Ah, there's a candidate.

The head is placed between a folded towel on the coffee table in my living room. This is a safer way to hammer, right? Don't want any pieces of her skull flying around the room and putting someone's eye out. (Plus, I won't be able to see her face as I strike.) I'm wanting to feel angry about something but can't conjure anything. I turn on the television thinking that some Law & Order or Cops episode will put me in the mood and Farrah's Story is about to start. As a cancer survivor, perhaps I can get pissed off that I got cancer and had to endure chemotherapy. But I was never pissed off in the first place, just frightened. Besides, that was nineteen years ago and I'm a survivor, how angry can I be? Still, watching the needle go into her arm reminds me of how sick I felt whenever the chemo drugs flowed into my veins and I use this as an excuse to smash the doll.

Boy, what a wimp. I'm hitting her but she's not breaking. Peeking into the towel I see her cheerful little smile and the glint in her eyes. It takes several times, but the only thing that breaks is the back of her head, and her eyes fall out. That's it. I'm done. If I were living a Twilight Zone episode her smile would have turned into a frown and she would have been whimpering "Mama, mamaaaaaaaaa."

A couple of days later I catch a glimpse of a recent Ebay purchase. What was I thinking? It's one of those porcelain bisque doll heads that looks fresh out of the factory. She never had a body, if indeed it's even a she, and was surely never loved. I hate it.

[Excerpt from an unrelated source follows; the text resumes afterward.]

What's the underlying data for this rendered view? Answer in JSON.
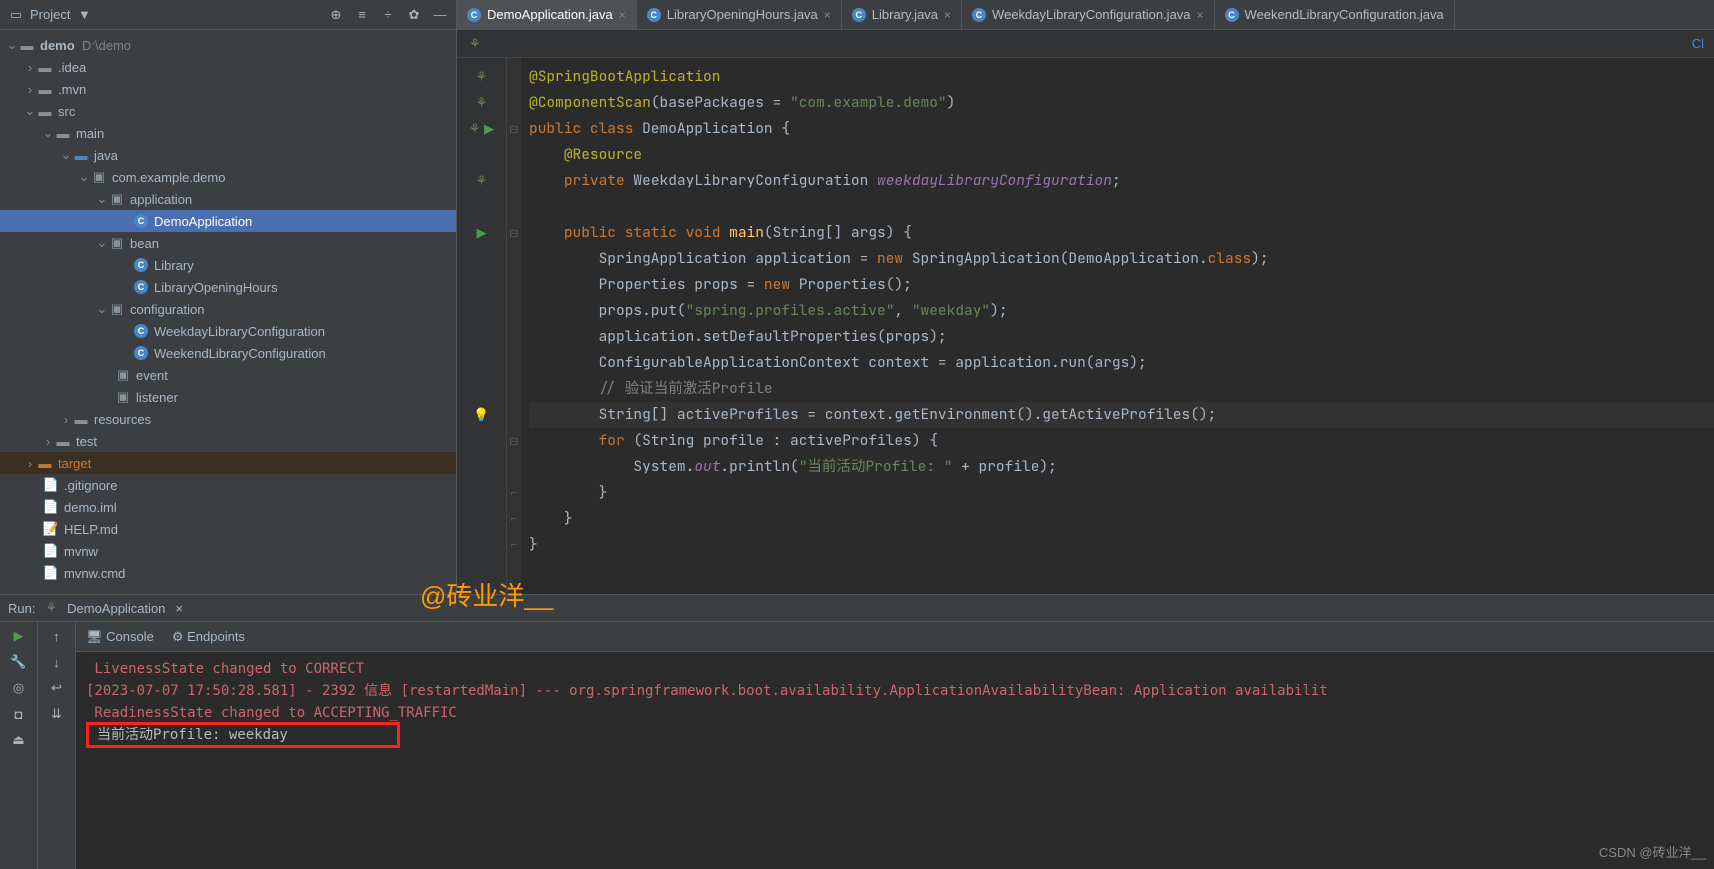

A towel isn't necessary here, I just smash her head for instant success. Big pieces of her skull break off and I get slightly giddy. The flicker of a candle catches my eye so I hold her face down over the flame. A steel brush, some blueberries thawing in a bowl, a red crayon...time to get painterly! (Still undecided how I feel about that word.)

My fascination with the dolls I choose to photograph has as much to do with the mystery behind them as the way they look. Momentary giddiness aside, nothing felt particularly satisfying about altering them for photographic purposes. There are no kept secrets here; I know a blueberry stain when I see one. That being said, I love Michael DeMeng's approach to altering dolls for assemblages, and I do have some dolls set aside for that purpose. What's the difference? Still pondering that question.

Blueberry (this is what I've nicknamed the porcelain doll) is still "cooking." When she's done I'll photograph her as I've done the others, turning her head this way and that, chin up, chin down, from above and from below, and see if she holds a candle to my other pieces, if you catch my drift.